The focus of Jaynes’ research is The Narrative Of Arthur Gordon Pym Of Nantucket, Poe’s only novel, an inaccessible, racially charged work that Jaynes believes holds the key to America’s historical conception of “Whiteness.” This requires some literary analysis of the text, but it’s short, engaging, and necessary for understanding Pym as a response to the Poe work. Pym functions well as a 19th-century style adventure, with Jaynes starting a quest to find the locations mentioned in The Narrative when he uncovers proof that it isn’t a work of fiction. He gathers a crew to seek out the island of Tsalal near Antarctica, where Arthur Gordon Pym described a mythical race of entirely black humans, untouched by European colonialism.

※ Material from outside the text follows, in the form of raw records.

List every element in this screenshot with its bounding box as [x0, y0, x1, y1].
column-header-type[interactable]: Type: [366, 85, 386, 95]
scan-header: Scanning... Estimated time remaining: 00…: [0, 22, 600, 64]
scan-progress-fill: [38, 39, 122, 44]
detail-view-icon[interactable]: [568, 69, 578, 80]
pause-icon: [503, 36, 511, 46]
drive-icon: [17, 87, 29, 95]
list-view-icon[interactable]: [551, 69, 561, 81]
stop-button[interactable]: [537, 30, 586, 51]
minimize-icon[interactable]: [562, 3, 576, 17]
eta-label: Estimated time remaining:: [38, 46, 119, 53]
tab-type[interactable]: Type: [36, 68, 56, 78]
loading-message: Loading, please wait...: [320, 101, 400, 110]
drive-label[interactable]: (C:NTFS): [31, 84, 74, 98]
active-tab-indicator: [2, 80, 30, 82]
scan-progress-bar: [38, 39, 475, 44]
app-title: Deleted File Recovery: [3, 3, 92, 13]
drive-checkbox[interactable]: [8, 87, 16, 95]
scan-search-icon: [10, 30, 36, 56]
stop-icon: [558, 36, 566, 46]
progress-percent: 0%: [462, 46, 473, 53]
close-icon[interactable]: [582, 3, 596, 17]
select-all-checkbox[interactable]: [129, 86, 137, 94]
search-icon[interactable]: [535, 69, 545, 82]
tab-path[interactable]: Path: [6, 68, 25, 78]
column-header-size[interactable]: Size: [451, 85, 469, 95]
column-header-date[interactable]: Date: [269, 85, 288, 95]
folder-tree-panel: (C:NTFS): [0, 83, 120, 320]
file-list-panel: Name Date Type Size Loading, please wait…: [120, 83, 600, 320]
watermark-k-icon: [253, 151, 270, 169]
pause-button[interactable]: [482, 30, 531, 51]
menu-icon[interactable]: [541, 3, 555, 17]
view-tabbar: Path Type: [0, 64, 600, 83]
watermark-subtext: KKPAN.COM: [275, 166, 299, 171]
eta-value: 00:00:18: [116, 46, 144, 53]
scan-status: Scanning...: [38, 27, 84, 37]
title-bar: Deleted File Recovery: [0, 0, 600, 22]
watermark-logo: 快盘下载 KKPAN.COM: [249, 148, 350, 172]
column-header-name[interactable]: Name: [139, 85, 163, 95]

As interesting as the adventure is, however, it isn’t the novel’s main draw. Pym is wickedly, deliriously, acerbically funny. Jaynes confronts his college’s president, mentally preparing by getting “gangsta” instead of “gangster” because “it expresses a willful unlawfulness even upon its own linguistic representation.” He meets a new faculty member who is also black, but their drunken bonding turns into a fistfight when Jaynes realizes the new guy is his staff replacement. A group of African-Americans who are utterly convinced they have Native American heritage get their genetic test results as Jaynes watches and comments on internalized racism. The comedy pokes fun, but it’s done with love, akin to the best moments of The Boondocks or The Chappelle Show.
When the absurd setpieces end and the adventure begins, Pym’s momentum is maintained by a strong batch of characters. Chris Jaynes is a well-realized narrator, with the jaded academic’s self-awareness and self-hatred. His easy camaraderie with his childhood best friend Garth could make for an excellent buddy comedy, while his cousin Booker Jaynes, a former civil-rights activist turned ocean salvage captain, is a revelation. Even when the situation turns deadly serious for the characters, Johnson’s gifts of characterization and satire keep the story moving. In theory, a novel about literary history and the American construction of racial identity sounds ponderous; in practice, Pym is a joy to read, intelligent and amusing in perfectly balanced measure.